- The US stock market experienced its worst monthly drop since March 2020, as markets were repeatedly battered by the Federal Reserve's determination to keep raising interest rates until inflation is under control.

- The S&P 500 ended the volatile session lower. For the first time since 2009, the index lost three consecutive quarters. US Treasuries fell on Friday following a late selloff into the month's end, with the benchmark 10-year yield hovering around 3.80%.

- Since the Central Bank delivered a third jumbo hike last week, risk assets have been in a tailspin, with officials repeatedly warning of more pain to come.
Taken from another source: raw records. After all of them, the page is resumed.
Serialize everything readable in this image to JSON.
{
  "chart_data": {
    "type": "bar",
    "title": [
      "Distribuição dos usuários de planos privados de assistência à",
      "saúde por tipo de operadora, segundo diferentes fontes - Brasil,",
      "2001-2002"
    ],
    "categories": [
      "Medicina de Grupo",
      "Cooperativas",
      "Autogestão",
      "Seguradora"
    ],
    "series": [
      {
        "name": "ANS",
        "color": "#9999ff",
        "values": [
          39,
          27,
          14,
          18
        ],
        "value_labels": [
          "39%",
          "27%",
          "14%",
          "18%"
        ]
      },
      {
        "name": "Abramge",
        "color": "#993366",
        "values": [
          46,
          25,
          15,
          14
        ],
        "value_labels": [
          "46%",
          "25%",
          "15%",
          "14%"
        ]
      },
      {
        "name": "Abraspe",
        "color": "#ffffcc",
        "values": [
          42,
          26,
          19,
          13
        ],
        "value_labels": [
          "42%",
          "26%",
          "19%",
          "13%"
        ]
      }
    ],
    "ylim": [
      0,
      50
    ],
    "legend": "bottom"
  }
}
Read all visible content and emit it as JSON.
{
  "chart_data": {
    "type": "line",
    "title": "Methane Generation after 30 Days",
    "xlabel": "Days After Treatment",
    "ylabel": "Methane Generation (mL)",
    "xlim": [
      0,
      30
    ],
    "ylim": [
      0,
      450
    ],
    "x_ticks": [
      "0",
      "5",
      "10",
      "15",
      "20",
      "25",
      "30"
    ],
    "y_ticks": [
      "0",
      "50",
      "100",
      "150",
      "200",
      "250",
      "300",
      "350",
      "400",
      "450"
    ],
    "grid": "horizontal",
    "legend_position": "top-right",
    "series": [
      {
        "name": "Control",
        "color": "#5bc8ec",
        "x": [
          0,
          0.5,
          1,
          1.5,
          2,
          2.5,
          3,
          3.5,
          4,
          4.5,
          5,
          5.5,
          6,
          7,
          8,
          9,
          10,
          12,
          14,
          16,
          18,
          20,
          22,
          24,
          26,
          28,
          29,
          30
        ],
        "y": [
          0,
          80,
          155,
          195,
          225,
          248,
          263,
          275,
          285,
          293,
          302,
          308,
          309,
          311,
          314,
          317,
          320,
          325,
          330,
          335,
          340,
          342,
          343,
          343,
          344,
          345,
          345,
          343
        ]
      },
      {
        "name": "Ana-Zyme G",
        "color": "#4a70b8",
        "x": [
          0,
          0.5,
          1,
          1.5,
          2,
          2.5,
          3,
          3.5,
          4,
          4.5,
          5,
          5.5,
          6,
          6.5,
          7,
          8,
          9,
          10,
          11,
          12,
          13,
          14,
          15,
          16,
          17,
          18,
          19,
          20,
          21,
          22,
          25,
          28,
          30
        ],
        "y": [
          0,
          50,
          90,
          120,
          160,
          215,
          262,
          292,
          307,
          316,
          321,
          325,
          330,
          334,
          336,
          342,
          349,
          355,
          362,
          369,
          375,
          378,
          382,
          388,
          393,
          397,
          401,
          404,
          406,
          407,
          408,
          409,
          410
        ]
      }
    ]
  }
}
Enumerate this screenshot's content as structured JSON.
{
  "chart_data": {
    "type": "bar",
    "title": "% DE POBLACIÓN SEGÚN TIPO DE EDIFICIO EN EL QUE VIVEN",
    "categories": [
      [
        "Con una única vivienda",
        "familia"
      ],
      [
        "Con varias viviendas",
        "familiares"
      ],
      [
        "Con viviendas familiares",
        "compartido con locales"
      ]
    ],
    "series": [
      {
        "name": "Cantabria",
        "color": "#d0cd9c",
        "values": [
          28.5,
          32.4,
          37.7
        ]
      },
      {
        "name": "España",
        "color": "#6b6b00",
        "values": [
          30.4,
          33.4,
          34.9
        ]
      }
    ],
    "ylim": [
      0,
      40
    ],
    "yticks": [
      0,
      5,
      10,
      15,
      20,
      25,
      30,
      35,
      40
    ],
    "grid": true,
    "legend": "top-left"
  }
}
This week's market turmoil for the UK was exacerbated by the government's announcement of sweeping tax cuts that threatened to exacerbate inflationary pressures, and the Bank of England attempted to manage the ensuing chaos.

- Fed Vice Chair Lael Brainard allayed fears on Friday by acknowledging the need to monitor the impact rising borrowing costs may have on global market stability. However, markets remained volatile as investors grappled with continued strength in personal consumption expenditure, one of the Fed's preferred inflation indicators.

- Investors are now looking forward to next week's jobs report for more clues about the Fed's rate-hike trajectory. The upcoming inflation and GDP readings will also reveal whether price pressures are easing significantly. All eyes will be on the earnings season, which begins next month, to see how companies are dealing with headwinds such as a strong Dollar, rising expenses, and slowing demand. Fears of a global recession continue to mount as the threat of higher interest rates saps growth.